A new component is also being added: an interactive Web page for on-line advice and assistance. The virtual consultation room will function as a part of the existing counter-trafficking Website www.focus-on-trafficking.net launched by IOM Vilnius in summer 2002. The Website records between 100 and200 visits per day.
Information disseminated through the IOM project is aimed at dissipating myths about various aspects of trafficking and to provide objective information on the possibilities of employment abroad. IOM Vilnius works with foreign embassies, NGOs, labour exchange and legitimate employment agencies, law enforcement authorities, and other relevant institutions.

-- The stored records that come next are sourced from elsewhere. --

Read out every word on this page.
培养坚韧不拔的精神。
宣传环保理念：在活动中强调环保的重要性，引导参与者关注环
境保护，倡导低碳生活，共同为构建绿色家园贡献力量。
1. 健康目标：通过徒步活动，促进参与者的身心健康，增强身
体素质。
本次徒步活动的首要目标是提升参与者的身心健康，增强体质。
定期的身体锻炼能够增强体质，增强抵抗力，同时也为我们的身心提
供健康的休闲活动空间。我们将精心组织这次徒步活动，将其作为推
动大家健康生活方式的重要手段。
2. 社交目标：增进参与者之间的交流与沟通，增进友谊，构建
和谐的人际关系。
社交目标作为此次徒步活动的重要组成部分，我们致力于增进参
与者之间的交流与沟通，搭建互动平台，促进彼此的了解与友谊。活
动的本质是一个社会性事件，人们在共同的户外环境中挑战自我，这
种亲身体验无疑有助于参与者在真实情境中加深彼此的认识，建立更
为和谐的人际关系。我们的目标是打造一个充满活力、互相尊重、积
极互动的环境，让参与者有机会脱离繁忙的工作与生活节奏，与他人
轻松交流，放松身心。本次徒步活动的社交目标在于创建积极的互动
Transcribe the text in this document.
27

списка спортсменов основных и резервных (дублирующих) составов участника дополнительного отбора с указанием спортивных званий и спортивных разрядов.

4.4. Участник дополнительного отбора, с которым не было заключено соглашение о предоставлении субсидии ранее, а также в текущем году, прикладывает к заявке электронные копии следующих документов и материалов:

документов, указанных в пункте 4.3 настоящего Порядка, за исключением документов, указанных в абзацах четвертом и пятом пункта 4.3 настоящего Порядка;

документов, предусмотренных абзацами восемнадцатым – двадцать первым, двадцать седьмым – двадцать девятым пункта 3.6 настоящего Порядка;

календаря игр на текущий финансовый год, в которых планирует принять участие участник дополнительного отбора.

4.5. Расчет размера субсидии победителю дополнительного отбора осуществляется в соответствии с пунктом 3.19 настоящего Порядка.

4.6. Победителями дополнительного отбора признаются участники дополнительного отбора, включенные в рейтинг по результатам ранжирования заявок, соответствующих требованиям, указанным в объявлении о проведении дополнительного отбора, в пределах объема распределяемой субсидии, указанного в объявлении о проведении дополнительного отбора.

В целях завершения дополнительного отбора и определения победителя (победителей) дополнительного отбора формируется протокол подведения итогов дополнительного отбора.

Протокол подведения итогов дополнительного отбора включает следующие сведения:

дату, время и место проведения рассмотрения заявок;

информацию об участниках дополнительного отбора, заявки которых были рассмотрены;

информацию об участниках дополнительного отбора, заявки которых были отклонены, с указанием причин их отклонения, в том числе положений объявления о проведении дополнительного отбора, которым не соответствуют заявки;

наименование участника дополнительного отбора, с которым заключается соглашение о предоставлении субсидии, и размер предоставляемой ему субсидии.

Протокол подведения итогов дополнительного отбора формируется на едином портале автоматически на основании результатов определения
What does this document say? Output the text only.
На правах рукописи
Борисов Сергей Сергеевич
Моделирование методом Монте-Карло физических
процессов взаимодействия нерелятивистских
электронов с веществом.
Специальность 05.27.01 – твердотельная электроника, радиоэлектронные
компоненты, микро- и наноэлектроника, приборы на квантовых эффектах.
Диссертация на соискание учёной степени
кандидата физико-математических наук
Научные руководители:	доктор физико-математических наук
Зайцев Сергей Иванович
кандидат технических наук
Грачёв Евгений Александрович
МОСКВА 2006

Although precise information on the extent of trafficking in women from Lithuania are unknown, various estimates indicate that each year 1,500 to 2,000 Lithuanian women are sold to brothels abroad. The main countries of destination are Germany, the Nordic states, the United Kingdom, Spain, Italy, Belgium, the Netherlands, and Turkey. Recruitment methods used by traffickers are becoming highly personalized, by establishing a personal contact with the potential victim. Stories recounted by trafficking victims indicate that they were quite close to the person who offered them a “job” abroad – acquaintance, friend, neighbour or even a boyfriend.
Since July 2002, IOM has provided assistance to 23 victims of trafficking from the Baltic States, the vast majority from Lithuania. Some of the victims were assisted to return to Lithuania, others received arrival assistance, shelter and accommodation, local transportation, medical aid, and psychological support. Some are receiving vocational training and will be assisted in finding a job in their home country.